Israel eyed with suspicion on Tuesday an expected deal between the U.N. nuclear watchdog and Iran on investigating Tehran's nuclear activity, citing an Iranian track record of evading and limiting international inspections.
"Iran has proven over the years its lack of credibility, its dishonesty -- telling the truth is not its strong side -- and therefore we have to be suspicious of them all the time, and examine the agreement that is being formulated," Civil Defence Minister Matan Vilnai said on Israel Radio.

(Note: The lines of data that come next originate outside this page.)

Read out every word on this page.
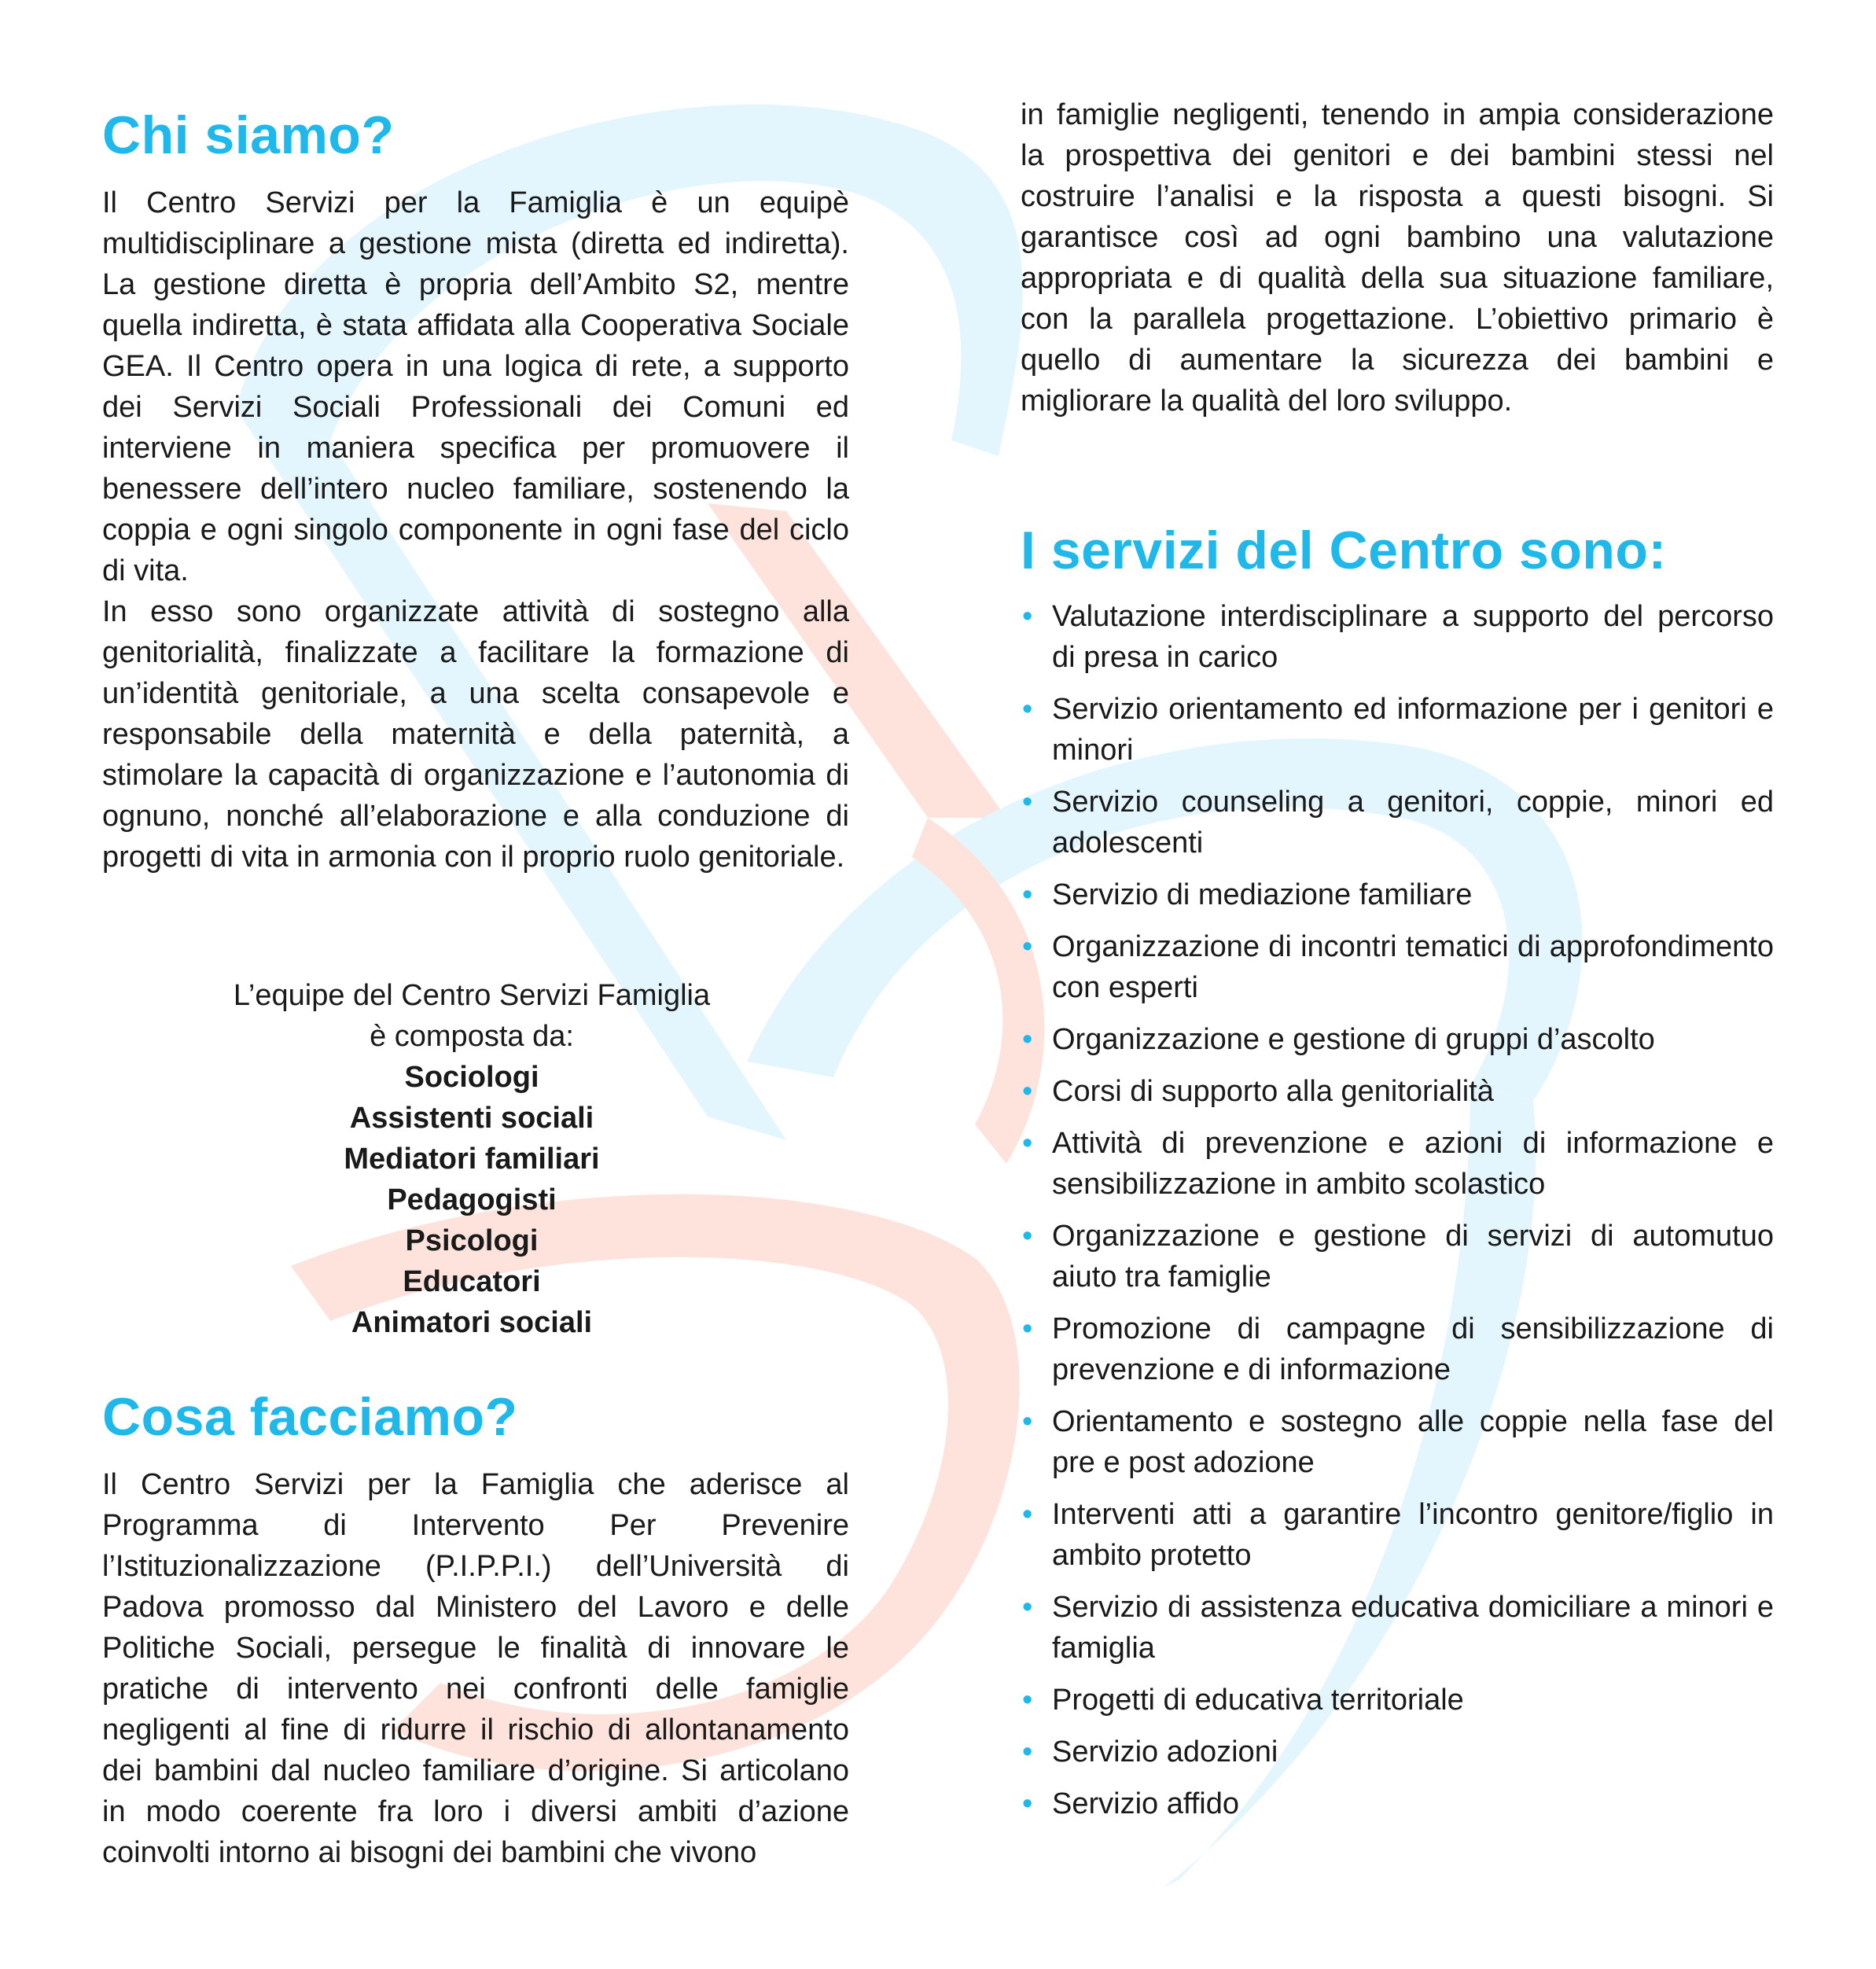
Chi siamo?

Il Centro Servizi per la Famiglia è un equipè multidisciplinare a gestione mista (diretta ed indiretta). La gestione diretta è propria dell’Ambito S2, mentre quella indiretta, è stata affidata alla Cooperativa Sociale GEA. Il Centro opera in una logica di rete, a supporto dei Servizi Sociali Professionali dei Comuni ed interviene in maniera specifica per promuovere il benessere dell’intero nucleo familiare, sostenendo la coppia e ogni singolo componente in ogni fase del ciclo di vita.

In esso sono organizzate attività di sostegno alla genitorialità, finalizzate a facilitare la formazione di un’identità genitoriale, a una scelta consapevole e responsabile della maternità e della paternità, a stimolare la capacità di organizzazione e l’autonomia di ognuno, nonché all’elaborazione e alla conduzione di progetti di vita in armonia con il proprio ruolo genitoriale.

L’equipe del Centro Servizi Famiglia
è composta da:
Sociologi
Assistenti sociali
Mediatori familiari
Pedagogisti
Psicologi
Educatori
Animatori sociali
Cosa facciamo?

Il Centro Servizi per la Famiglia che aderisce al Programma di Intervento Per Prevenire l’Istituzionalizzazione (P.I.P.P.I.) dell’Università di Padova promosso dal Ministero del Lavoro e delle Politiche Sociali, persegue le finalità di innovare le pratiche di intervento nei confronti delle famiglie negligenti al fine di ridurre il rischio di allontanamento dei bambini dal nucleo familiare d’origine. Si articolano in modo coerente fra loro i diversi ambiti d’azione coinvolti intorno ai bisogni dei bambini che vivono

in famiglie negligenti, tenendo in ampia considerazione la prospettiva dei genitori e dei bambini stessi nel costruire l’analisi e la risposta a questi bisogni. Si garantisce così ad ogni bambino una valutazione appropriata e di qualità della sua situazione familiare, con la parallela progettazione. L’obiettivo primario è quello di aumentare la sicurezza dei bambini e migliorare la qualità del loro sviluppo.

I servizi del Centro sono:
• Valutazione interdisciplinare a supporto del percorso di presa in carico
• Servizio orientamento ed informazione per i genitori e minori
• Servizio counseling a genitori, coppie, minori ed adolescenti
• Servizio di mediazione familiare
• Organizzazione di incontri tematici di approfondimento con esperti
• Organizzazione e gestione di gruppi d’ascolto
• Corsi di supporto alla genitorialità
• Attività di prevenzione e azioni di informazione e sensibilizzazione in ambito scolastico
• Organizzazione e gestione di servizi di automutuo aiuto tra famiglie
• Promozione di campagne di sensibilizzazione di prevenzione e di informazione
• Orientamento e sostegno alle coppie nella fase del pre e post adozione
• Interventi atti a garantire l’incontro genitore/figlio in ambito protetto
• Servizio di assistenza educativa domiciliare a minori e famiglia
• Progetti di educativa territoriale
• Servizio adozioni
• Servizio affido
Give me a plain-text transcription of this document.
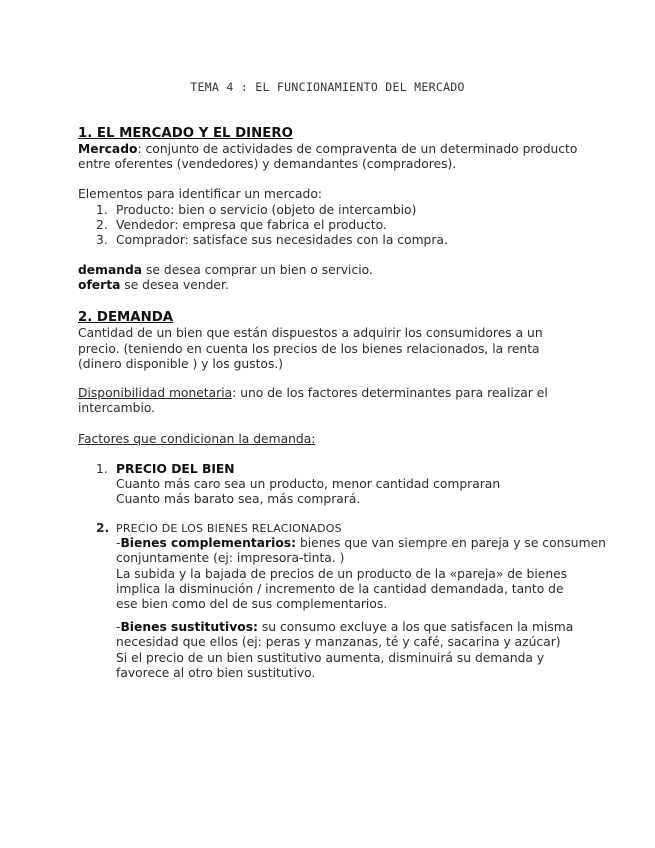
TEMA 4 : EL FUNCIONAMIENTO DEL MERCADO
1. EL MERCADO Y EL DINERO
Mercado: conjunto de actividades de compraventa de un determinado producto
entre oferentes (vendedores) y demandantes (compradores).
Elementos para identificar un mercado:
1. Producto: bien o servicio (objeto de intercambio)
2. Vendedor: empresa que fabrica el producto.
3. Comprador: satisface sus necesidades con la compra.
demanda se desea comprar un bien o servicio.
oferta se desea vender.
2. DEMANDA
Cantidad de un bien que están dispuestos a adquirir los consumidores a un
precio. (teniendo en cuenta los precios de los bienes relacionados, la renta
(dinero disponible ) y los gustos.)
Disponibilidad monetaria: uno de los factores determinantes para realizar el
intercambio.
Factores que condicionan la demanda:
1. PRECIO DEL BIEN
Cuanto más caro sea un producto, menor cantidad compraran
Cuanto más barato sea, más comprará.
2. PRECIO DE LOS BIENES RELACIONADOS
-Bienes complementarios: bienes que van siempre en pareja y se consumen
conjuntamente (ej: impresora-tinta. )
La subida y la bajada de precios de un producto de la «pareja» de bienes
implica la disminución / incremento de la cantidad demandada, tanto de
ese bien como del de sus complementarios.
-Bienes sustitutivos: su consumo excluye a los que satisfacen la misma
necesidad que ellos (ej: peras y manzanas, té y café, sacarina y azúcar)
Si el precio de un bien sustitutivo aumenta, disminuirá su demanda y
favorece al otro bien sustitutivo.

His comments were echoed by Finance Minister Yuval Steinitz, who said: "At this point, in light of past experience, we are suspicious."
The two cabinet members spoke after Yukiya Amano, head of the International Atomic Energy Agency said he expected to sign an agreement with Iran soon on easing an IAEA investigation into suspected work on designing nuclear weapons.
"There was an important development on the structured approach document on which we have been working since January,” IAEA Director General Amano said today in Vienna after returning from Tehran, where the deal was reached yesterday. “The decision was made to conclude and sign an agreement.”
The accord will be signed “quite soon,” Amano told journalists, without giving a date or details. The agreement comes as negotiators head to Baghdad for a second round of negotiations tomorrow over Iran’s nuclear program.
While IAEA inspectors regularly visit sites where Iran enriches uranium, the agency has been seeking more access to facilities suspected of hiding undeclared nuclear work. It’s the first time since 2007 that the Islamic Republic, which says its atomic work is for peaceful purposes, has accepted an IAEA proposal to boost cooperation and allow wider inspections.
“We urge Iran to take this opportunity to resolve all outstanding concerns about the nature of its nuclear program,” U.S. envoy Robert Woods said today in an e-mailed statement. “Full and transparent cooperation with the IAEA is the first logical step.”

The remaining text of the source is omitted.